August 23, 2010

The Effects Of Soot On Global Climate Change



A recently released study highlighted the contribution that soot has on global climate change.

Stanford researcher Mark Jacobson examined the effects of soot — black and brown particles that absorb solar radiation — from two types of sources: Fossil fuels — diesel, coal, gasoline, jet fuel — and from solid biofuels, such as wood, manure, dung and other biomass. He also focused in detail on the effects of soot on heating clouds, snow and ice.

What he found was that the combination of both types of soot is the second-leading cause of global warming after carbon dioxide and ahead of methane, an important greenhouse gas.

Soot from fossil fuels contains more black carbon which is highly efficient at absorbing solar radiation in the atmosphere, just like a black shirt on a sunny day.

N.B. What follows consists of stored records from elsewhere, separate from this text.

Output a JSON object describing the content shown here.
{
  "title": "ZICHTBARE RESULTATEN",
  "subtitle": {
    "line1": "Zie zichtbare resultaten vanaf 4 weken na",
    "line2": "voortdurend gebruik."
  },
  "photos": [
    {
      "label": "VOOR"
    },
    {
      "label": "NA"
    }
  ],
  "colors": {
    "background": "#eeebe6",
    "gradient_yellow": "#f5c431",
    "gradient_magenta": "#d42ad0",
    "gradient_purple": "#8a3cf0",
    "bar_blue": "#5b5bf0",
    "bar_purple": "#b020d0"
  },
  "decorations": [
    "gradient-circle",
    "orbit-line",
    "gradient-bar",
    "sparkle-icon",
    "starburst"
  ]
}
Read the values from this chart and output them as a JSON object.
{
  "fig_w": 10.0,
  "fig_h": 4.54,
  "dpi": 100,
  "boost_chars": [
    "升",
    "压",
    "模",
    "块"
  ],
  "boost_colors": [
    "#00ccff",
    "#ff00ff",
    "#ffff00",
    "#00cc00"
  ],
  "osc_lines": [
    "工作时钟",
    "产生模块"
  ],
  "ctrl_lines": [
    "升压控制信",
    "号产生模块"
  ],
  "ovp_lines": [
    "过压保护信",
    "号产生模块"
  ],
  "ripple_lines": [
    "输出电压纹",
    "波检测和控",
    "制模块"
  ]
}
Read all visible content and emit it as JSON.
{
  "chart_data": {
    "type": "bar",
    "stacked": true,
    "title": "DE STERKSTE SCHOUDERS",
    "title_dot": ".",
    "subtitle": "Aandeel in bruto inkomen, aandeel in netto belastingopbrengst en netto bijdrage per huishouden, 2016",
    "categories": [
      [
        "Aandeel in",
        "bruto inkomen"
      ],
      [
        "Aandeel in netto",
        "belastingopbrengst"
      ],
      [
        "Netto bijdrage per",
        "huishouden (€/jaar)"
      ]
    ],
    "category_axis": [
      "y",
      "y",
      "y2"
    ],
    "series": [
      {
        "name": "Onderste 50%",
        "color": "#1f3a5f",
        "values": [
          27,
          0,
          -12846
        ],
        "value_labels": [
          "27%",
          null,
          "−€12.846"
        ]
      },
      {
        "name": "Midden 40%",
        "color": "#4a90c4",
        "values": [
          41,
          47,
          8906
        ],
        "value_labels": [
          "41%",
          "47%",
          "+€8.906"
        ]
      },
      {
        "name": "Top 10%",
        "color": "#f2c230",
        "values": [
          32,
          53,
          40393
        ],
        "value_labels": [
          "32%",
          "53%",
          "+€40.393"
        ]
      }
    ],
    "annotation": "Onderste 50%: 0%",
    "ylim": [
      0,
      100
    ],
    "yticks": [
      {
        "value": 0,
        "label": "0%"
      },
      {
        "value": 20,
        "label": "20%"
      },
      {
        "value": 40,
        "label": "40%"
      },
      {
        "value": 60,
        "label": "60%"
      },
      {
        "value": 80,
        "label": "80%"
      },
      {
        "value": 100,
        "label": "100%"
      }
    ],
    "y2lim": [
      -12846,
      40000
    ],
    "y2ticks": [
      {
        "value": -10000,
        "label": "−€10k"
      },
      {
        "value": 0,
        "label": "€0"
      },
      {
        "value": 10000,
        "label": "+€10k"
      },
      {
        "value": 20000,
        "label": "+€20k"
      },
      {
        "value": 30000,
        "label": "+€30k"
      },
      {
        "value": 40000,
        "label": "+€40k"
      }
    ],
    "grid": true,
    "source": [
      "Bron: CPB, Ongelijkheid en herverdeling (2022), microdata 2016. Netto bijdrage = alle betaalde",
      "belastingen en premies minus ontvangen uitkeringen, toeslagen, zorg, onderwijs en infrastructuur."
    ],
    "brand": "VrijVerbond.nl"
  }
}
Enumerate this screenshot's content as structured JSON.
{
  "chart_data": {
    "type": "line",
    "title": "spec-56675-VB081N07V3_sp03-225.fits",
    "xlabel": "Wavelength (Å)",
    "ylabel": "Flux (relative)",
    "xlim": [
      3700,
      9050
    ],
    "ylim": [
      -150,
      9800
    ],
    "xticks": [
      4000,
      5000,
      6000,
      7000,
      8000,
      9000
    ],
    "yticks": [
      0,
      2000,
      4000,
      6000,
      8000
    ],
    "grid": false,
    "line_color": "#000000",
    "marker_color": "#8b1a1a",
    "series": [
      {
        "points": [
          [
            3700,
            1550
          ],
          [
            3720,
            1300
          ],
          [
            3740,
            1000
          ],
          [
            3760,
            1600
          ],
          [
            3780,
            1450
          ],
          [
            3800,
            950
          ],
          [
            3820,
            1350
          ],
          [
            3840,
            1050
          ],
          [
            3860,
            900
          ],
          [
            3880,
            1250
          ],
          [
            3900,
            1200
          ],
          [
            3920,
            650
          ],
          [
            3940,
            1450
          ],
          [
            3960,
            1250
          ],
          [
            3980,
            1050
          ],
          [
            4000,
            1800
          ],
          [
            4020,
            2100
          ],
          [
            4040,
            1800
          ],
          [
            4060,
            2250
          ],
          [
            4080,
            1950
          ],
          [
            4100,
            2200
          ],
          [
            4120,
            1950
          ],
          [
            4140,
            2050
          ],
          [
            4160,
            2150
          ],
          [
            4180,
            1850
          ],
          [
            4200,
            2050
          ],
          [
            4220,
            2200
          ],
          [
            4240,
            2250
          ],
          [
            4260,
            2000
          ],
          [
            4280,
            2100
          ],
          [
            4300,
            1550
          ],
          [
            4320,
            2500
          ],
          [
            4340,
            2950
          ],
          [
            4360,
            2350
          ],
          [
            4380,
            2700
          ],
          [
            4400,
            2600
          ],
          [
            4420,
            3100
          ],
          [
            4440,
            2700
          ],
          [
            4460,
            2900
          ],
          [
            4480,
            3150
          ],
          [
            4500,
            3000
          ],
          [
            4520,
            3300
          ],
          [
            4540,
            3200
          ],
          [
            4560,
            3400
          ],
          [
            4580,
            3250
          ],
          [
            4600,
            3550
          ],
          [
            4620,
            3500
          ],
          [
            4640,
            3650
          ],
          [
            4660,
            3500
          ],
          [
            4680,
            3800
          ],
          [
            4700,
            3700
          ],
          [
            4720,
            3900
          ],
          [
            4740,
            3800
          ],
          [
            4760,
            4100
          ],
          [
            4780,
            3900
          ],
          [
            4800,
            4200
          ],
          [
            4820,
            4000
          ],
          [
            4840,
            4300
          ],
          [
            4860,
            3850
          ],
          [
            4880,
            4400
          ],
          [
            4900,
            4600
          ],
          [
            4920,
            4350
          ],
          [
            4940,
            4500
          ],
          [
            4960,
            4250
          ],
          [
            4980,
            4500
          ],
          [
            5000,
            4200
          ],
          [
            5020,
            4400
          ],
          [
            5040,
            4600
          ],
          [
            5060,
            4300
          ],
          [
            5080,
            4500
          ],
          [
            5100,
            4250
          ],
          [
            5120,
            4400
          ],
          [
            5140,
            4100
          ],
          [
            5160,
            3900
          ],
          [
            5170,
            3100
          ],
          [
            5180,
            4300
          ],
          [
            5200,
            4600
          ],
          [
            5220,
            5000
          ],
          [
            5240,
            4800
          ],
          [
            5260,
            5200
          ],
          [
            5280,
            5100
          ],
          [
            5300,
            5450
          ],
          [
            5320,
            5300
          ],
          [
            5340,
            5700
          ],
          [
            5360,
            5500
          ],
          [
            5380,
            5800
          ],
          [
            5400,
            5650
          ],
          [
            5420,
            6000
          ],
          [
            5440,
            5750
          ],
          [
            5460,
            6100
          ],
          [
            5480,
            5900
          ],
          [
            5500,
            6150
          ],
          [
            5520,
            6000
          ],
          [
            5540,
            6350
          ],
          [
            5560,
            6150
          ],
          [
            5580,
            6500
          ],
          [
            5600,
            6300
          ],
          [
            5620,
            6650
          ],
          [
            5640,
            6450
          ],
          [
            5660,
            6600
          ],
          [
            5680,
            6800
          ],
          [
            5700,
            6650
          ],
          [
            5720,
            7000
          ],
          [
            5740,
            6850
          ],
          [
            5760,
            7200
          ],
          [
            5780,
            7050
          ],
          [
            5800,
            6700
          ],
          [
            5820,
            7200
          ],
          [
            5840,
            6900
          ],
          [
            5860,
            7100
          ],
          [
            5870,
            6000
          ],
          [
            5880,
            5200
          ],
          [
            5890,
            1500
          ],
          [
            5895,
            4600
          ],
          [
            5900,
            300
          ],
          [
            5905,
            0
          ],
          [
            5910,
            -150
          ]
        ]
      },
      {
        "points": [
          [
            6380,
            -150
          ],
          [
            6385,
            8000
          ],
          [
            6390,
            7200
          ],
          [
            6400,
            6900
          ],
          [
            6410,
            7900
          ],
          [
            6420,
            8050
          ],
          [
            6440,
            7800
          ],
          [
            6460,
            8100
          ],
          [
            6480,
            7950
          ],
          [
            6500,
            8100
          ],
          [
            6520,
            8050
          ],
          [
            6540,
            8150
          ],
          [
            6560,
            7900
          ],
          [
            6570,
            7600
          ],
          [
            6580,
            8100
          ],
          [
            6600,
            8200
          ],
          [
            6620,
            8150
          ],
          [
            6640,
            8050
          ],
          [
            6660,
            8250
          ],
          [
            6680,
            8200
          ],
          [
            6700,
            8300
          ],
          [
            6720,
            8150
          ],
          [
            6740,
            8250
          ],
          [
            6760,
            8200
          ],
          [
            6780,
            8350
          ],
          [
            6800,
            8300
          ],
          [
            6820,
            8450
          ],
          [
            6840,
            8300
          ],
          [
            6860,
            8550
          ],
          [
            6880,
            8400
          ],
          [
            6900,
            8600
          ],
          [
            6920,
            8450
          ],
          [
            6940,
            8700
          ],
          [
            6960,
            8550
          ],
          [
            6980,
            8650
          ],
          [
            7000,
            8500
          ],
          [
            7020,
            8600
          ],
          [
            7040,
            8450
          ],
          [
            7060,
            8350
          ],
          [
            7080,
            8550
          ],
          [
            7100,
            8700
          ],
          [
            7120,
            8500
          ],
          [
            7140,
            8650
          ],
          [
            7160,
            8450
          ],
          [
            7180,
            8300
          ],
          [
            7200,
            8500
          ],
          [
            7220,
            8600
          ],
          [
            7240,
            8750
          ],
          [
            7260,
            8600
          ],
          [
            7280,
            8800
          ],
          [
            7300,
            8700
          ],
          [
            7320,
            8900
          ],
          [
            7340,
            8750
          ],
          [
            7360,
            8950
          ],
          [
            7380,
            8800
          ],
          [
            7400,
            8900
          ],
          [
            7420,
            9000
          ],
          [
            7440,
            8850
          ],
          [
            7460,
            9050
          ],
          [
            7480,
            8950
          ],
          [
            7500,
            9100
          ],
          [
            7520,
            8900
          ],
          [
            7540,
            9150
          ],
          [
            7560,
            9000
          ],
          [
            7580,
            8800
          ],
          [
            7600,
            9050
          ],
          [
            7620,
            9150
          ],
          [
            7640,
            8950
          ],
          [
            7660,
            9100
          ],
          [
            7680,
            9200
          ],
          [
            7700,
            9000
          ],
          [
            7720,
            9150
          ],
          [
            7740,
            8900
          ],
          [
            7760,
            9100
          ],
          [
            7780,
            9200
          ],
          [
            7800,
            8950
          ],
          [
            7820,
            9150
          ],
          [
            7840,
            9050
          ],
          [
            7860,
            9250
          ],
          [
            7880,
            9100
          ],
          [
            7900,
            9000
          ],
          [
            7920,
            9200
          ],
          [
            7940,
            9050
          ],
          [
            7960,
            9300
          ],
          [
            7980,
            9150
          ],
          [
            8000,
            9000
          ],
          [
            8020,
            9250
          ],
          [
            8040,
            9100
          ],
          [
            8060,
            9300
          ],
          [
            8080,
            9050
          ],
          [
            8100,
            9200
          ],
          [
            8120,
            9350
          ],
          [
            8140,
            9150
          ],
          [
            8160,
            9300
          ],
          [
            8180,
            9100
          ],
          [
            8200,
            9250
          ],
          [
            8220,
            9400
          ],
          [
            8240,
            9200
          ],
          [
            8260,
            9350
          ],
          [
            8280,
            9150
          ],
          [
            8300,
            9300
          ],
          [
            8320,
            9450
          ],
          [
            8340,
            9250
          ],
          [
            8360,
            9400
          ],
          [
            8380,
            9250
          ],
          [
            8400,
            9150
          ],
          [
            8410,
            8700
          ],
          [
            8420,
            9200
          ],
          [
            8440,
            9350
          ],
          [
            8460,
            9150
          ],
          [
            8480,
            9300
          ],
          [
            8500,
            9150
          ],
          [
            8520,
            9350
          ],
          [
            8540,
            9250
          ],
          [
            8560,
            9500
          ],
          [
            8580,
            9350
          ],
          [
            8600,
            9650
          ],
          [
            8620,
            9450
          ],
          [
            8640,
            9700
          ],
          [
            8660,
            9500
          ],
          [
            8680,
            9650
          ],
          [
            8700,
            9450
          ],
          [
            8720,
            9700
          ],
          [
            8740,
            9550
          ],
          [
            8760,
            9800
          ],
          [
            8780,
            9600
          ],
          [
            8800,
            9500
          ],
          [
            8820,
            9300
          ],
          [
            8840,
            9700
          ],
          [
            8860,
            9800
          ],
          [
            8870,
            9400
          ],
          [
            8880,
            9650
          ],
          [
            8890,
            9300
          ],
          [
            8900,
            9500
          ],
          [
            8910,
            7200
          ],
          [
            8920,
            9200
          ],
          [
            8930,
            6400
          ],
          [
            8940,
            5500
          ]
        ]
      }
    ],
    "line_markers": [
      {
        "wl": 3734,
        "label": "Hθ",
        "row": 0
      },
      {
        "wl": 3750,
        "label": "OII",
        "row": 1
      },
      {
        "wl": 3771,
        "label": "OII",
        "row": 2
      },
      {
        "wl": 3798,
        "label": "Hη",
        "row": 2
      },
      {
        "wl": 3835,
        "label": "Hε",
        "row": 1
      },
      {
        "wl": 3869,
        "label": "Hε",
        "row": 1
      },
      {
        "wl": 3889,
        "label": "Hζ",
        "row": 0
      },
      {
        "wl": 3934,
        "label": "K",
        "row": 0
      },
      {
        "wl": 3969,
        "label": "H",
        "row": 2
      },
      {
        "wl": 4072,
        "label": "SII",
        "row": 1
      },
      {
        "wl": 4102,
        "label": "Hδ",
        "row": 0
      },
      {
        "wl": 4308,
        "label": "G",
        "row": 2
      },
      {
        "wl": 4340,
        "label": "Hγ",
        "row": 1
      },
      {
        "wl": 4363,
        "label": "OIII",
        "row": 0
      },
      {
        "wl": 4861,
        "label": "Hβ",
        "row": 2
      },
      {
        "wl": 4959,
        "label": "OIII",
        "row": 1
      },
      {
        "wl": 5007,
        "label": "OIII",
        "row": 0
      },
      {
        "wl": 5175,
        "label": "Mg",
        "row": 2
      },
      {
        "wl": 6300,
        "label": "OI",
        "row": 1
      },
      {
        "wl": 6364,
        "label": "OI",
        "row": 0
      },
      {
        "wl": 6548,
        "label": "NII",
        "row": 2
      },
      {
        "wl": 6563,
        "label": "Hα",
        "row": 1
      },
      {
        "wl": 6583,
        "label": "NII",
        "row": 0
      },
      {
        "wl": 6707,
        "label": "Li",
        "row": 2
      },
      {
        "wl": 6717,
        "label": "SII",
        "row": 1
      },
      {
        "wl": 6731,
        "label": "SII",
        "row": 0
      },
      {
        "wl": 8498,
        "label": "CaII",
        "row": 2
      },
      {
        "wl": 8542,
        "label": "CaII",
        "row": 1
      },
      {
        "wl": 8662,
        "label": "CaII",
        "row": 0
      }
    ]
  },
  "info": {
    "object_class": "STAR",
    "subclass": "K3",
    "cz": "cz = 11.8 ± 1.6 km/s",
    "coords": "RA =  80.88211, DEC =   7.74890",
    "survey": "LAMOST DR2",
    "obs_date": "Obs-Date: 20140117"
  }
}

Black carbon converts sunlight to heat and radiates it back to the air around it. This is different from greenhouse gases, which primarily trap heat that rises from the Earth’s surface. Black carbon also can absorb light reflecting from Earth’s surface, which helps make it such a potent warming agent.

A summary of the results can be found here. The full study can be found here.

Since ethanol blended with gasoline and biodiesel blended with diesel emit less soot when burned than straight gasoline and diesel alone, this could be another way in which ethanol and biodiesel contribute to lessening the environmental effects of burning fossil fuels.